O Líbano há muito que atrai trabalhadores migrantes que sonham em construir vidas melhores para as suas famílias. Atraídos por promessas de empregos estáveis ​​e salários dignos, entram no Líbano através de agências de recrutamento ao abrigo de um sistema de trabalho baseado em patrocínio conhecido como Kafala – apenas para se verem muitas vezes encurralados com passaportes confiscados, longas horas de trabalho, salários retidos e, para muitos, abusos.

O sistema Kafala tem sido criticado há muito tempo por grupos de direitos humanos, mas o governo raramente ou nunca responde às críticas. Mas Bah sabia pouco disso quando veio para o Líbano em 2022. Foi-lhe prometido um emprego num supermercado com um salário mensal de 200 dólares, disse ela. Em vez disso, ela foi enviada para cuidar de uma mulher mais velha assim que ela chegou.

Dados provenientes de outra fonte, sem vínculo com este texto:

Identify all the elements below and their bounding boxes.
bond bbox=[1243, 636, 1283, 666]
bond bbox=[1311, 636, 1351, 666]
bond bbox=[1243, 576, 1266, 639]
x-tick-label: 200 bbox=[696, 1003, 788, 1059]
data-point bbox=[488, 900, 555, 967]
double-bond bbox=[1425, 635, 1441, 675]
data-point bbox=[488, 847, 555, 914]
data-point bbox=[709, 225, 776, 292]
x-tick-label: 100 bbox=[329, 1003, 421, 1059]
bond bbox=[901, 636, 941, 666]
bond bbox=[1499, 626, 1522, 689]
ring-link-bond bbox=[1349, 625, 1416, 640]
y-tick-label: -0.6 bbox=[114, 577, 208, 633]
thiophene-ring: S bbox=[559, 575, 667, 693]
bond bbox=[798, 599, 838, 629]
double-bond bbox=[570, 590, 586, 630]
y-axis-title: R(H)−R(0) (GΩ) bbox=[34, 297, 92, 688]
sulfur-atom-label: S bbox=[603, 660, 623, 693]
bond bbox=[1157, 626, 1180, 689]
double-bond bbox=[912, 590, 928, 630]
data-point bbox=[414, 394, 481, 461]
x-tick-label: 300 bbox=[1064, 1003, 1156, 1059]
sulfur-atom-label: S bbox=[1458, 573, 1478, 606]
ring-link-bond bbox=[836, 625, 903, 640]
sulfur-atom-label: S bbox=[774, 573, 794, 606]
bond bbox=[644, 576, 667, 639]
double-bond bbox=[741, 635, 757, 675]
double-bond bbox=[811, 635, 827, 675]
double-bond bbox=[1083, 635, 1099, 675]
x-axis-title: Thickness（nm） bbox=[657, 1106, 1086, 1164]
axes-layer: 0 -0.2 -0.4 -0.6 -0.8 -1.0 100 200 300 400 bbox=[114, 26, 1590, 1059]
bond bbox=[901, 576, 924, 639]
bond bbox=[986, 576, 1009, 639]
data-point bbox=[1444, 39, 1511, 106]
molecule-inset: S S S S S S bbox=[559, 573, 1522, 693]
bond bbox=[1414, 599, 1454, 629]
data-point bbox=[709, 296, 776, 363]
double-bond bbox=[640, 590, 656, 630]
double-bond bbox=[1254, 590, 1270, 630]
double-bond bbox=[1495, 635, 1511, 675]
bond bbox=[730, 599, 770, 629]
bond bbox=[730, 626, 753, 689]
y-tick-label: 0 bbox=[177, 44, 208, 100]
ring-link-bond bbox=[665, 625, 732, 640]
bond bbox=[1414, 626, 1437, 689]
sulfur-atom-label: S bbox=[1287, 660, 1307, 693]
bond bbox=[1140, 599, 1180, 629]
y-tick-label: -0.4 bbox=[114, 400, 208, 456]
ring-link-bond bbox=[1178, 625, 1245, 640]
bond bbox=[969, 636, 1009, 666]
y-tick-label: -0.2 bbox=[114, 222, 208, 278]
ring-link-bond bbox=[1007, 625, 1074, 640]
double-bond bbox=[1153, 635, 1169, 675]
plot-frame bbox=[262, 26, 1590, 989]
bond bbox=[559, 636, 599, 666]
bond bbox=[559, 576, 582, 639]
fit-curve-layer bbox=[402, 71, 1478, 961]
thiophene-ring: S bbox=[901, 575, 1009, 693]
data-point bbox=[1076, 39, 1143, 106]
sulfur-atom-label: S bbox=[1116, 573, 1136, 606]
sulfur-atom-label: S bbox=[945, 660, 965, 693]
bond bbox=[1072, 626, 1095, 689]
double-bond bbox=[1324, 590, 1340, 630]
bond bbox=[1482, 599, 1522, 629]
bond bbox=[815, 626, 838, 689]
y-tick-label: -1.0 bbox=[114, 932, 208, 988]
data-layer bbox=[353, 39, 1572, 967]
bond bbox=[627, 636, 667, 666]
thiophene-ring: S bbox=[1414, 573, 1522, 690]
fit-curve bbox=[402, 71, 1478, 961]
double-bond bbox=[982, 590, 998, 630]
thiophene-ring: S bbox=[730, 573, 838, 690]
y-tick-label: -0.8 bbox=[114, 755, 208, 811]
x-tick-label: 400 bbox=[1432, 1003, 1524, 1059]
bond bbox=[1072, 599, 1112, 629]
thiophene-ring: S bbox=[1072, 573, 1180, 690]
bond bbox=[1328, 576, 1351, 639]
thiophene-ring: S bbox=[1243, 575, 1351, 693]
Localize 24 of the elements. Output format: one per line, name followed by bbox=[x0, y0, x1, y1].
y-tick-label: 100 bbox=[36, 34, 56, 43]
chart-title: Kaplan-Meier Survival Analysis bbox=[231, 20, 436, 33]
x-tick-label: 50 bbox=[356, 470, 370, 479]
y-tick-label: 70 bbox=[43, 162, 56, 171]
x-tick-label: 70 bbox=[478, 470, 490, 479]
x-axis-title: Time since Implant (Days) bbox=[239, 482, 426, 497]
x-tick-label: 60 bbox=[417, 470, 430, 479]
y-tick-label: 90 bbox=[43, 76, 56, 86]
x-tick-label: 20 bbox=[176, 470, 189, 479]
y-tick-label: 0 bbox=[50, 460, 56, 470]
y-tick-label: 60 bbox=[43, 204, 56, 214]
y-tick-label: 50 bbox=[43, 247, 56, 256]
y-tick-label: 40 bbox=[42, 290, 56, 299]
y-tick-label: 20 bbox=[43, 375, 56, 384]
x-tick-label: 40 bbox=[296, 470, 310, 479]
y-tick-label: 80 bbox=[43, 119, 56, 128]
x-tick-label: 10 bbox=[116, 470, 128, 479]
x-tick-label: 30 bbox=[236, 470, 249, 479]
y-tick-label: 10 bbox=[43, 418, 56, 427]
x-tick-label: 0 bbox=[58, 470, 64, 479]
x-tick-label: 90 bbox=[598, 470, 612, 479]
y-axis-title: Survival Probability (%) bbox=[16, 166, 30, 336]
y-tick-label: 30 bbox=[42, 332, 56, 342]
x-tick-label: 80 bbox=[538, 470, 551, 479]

Um mês depois de sua chegada, seu filho de 3 anos em casa adoeceu e morreu. Ela disse que não teve tempo para lamentar e fugiu da casa de seu empregador. Como o seu empregador tinha o seu passaporte e outros documentos, Bah disse que teve de os deixar para trás.

A sua experiência no Líbano tomou então um rumo mais sombrio. Um dia, ela e cinco colegas de casa foram apanhados por um motorista de táxi que disse que os levaria para casa. Em vez disso, disse ela, o motorista os deixou no lugar errado. Enquanto tentavam e não conseguiam encontrar outro táxi, um grupo de homens perseguiu-as e violou-as.

“Os homens estavam vindo e torcendo por nós”, disse Bah, que deu seu consentimento para ser identificada. “Eles nos espancaram e fizeram sexo conosco.” Ela disse que levou cerca de duas semanas para se recuperar e retomar o trabalho em dois hotéis. Sem documentos, os migrantes podem hesitar em recorrer à polícia.

Dois meses depois, ela e outra amiga descobriram que estavam grávidas.

Bah contou a experiência enquanto observava os passos vacilantes do bebê.

Com a guerra, suas vidas tornaram-se mais precárias. Quando Israel intensificou o bombardeamento dos subúrbios ao sul de Beirute, em Setembro, Bah fugiu da área com o seu bebé e amigos a pé.

Nem todos os trabalhadores migrantes escaparam aos ataques. Estima-se que 37 foram mortos e 150 feridos desde outubro de 2023, disse Joelle Mhanna, da Organização Internacional para as Migrações da ONU.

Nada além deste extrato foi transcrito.